Then I tried using grep to find CFLAGS and where they would be defined. What I discovered is that they use a pthread library which helps find the right flags for compilation. (https://manned.org/pthread-config/b1cf9868). I quoted this from the md5deep documentation:
#   This macro figures out how to build C programs using POSIX threads. It
#   sets the PTHREAD_LIBS output variable to the threads library and linker
#   flags, and the PTHREAD_CFLAGS output variable to any special C compiler
#   flags that are needed.
I did not know how to manipulate the pthread configuration so it would always use -O3. I did read in their instructions that they had an email address for questions or remarks on the compiler options in the README file. It was however not in the file, so I could not contact them personally either.

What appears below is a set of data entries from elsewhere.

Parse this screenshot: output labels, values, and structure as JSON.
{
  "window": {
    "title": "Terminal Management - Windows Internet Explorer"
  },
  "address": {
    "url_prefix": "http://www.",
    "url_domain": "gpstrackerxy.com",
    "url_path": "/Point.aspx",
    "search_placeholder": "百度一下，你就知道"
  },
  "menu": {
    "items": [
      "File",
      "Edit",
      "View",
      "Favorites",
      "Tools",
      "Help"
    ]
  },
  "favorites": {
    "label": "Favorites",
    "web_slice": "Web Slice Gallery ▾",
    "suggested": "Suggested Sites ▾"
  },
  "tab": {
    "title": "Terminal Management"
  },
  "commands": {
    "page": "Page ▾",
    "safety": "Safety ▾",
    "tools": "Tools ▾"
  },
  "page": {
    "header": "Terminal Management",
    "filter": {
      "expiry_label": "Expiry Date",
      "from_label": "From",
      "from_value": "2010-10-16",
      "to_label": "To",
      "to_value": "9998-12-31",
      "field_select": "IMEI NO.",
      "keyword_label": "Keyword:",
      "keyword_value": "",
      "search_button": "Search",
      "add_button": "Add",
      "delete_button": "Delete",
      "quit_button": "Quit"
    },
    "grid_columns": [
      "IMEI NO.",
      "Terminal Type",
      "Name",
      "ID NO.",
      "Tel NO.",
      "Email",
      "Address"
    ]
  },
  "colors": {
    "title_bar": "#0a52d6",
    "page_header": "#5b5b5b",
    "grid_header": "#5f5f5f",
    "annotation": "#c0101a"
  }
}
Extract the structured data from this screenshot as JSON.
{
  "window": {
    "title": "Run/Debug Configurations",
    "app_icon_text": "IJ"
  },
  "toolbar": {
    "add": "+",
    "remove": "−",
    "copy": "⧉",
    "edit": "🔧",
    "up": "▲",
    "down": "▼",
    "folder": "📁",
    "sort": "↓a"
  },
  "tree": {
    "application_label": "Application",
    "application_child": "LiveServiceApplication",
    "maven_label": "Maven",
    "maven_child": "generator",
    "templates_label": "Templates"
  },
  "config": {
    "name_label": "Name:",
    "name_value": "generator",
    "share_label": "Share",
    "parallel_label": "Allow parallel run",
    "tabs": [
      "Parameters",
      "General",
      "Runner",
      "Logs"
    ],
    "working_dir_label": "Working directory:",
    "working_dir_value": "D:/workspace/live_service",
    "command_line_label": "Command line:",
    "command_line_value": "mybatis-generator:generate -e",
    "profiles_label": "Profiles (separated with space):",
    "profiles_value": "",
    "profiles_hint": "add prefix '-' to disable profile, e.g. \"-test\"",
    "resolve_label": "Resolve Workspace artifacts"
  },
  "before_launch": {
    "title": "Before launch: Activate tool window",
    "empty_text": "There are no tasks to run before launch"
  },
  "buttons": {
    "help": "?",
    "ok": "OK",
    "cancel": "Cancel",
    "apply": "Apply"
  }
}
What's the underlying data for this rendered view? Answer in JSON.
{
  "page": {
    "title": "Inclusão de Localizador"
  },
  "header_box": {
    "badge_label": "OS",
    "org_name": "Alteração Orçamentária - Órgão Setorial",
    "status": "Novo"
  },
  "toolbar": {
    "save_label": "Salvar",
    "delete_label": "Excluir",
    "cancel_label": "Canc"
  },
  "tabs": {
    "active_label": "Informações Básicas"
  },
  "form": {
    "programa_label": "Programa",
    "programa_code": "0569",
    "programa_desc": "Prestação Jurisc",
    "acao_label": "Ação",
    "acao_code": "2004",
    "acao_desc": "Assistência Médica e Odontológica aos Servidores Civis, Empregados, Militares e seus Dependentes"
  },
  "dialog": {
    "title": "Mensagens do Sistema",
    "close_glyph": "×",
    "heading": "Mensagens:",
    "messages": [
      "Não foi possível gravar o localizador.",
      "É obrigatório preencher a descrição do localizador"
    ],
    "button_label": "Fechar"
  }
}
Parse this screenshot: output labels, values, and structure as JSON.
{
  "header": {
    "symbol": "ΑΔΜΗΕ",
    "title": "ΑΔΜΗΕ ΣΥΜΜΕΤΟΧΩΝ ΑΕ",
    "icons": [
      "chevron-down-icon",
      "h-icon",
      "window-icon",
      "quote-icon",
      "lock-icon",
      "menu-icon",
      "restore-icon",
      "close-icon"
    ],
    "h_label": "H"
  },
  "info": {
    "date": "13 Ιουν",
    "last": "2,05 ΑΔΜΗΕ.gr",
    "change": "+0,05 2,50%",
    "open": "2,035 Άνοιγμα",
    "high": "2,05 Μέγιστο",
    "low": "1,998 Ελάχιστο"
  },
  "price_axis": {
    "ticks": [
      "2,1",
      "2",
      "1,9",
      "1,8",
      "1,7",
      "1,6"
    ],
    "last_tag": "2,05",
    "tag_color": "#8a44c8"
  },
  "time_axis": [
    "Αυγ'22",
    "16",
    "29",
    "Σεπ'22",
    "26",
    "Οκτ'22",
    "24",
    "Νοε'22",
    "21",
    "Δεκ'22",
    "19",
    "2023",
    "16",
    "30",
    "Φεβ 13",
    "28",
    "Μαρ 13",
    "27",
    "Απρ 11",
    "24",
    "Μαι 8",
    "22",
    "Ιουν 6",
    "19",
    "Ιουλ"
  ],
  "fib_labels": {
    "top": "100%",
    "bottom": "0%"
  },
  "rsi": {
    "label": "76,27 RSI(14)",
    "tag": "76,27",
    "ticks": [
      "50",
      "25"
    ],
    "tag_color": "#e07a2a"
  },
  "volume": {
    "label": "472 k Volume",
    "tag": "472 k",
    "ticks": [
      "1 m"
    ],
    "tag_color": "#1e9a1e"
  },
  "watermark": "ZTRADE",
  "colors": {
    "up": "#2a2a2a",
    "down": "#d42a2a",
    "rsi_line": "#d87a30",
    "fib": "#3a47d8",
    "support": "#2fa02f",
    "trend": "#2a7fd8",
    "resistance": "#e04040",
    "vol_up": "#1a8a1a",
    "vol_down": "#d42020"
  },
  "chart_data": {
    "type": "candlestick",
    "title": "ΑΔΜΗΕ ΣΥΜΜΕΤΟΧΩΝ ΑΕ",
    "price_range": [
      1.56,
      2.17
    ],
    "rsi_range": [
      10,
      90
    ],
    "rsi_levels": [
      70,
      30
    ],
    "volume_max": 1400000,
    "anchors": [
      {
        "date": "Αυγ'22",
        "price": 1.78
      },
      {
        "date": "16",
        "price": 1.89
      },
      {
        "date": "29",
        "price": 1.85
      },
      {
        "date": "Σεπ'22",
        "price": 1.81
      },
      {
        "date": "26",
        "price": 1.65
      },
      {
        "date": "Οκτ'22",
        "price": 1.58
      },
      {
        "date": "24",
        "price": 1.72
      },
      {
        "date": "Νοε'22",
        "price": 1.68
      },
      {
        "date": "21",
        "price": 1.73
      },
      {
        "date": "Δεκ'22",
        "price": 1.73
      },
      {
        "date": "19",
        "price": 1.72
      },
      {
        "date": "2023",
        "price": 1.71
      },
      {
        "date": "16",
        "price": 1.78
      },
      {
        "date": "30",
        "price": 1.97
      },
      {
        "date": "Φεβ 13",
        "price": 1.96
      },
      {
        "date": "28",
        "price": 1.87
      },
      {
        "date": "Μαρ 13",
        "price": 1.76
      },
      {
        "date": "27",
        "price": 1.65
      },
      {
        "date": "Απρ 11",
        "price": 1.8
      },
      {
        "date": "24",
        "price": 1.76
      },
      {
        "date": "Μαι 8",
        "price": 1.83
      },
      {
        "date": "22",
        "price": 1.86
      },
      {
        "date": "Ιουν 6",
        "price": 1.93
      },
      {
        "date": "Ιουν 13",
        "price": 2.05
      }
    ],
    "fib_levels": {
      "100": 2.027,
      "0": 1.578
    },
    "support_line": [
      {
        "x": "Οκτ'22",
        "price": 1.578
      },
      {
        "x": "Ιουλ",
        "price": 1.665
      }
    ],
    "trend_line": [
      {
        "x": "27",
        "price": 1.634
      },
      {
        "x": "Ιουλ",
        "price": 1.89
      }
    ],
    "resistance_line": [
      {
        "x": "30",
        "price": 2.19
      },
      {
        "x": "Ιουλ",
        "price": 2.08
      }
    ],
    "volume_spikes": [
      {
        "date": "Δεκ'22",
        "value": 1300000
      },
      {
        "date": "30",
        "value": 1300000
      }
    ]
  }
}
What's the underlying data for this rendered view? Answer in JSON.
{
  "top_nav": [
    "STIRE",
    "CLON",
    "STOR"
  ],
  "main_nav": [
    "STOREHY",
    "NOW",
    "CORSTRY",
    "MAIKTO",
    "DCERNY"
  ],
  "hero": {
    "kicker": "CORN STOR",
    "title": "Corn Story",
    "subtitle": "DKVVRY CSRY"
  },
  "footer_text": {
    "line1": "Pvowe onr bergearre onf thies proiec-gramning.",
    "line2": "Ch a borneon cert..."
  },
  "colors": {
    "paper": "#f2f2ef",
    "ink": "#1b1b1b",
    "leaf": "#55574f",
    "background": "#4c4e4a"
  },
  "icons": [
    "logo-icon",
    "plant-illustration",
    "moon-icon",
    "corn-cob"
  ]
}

On that note I'm sad to share that I could not get the right flags in the configure step. This means I could not commit anything to the github project because I could not contact them and ask for help or an explanation.

Sunday, April 10, 2016

Compiling Optimization Betty

After benchmarking x86_64 with the -O3 optimization flag, it's time to test this on ARCH64.
Since I can only work from the command line on the server I needed to come up with a command to replace all Makefiles' -O2 with -O3. The command I found the easiest was the following:
find -name Makefile | xargs sed -i 's/-O2/-O3/' 
The following benchmarks are done on ARCH64, server Betty.

With -O2 flag
10.5 mb file 105 mb file 1.5 gb file
real: 0m0.037s real: 0m0.345s real: 0m4.792s
user: 0m0.028s user: 0m0.323s user: 0m4.551s
sys: 0m0.001s sys: 0m0.027s sys: 0m0.400s

With -O3 flag
10.5 mb file 105 mb file 1.5 gb file
real: 0m0.036s real: 0m0.343s real: 0m4.768s
user: 0m0.028s user: 0m0.323s user: 0m4.499s
sys: 0m0.001s sys: 0m0.027s sys: 0m0.426s

As you can see the -O3 did not do anything on ARCH64. I thought this was very strange and checked the executable file to see if it changed at all. The file did change, it got larger as expected. Yet there is no gain in speed. Comparing the real time of the 1.5gb file again, it wasn't even 1% faster. So for ARCH64 I recommend using -O2 because it doesn't change much in run time and your file is smaller.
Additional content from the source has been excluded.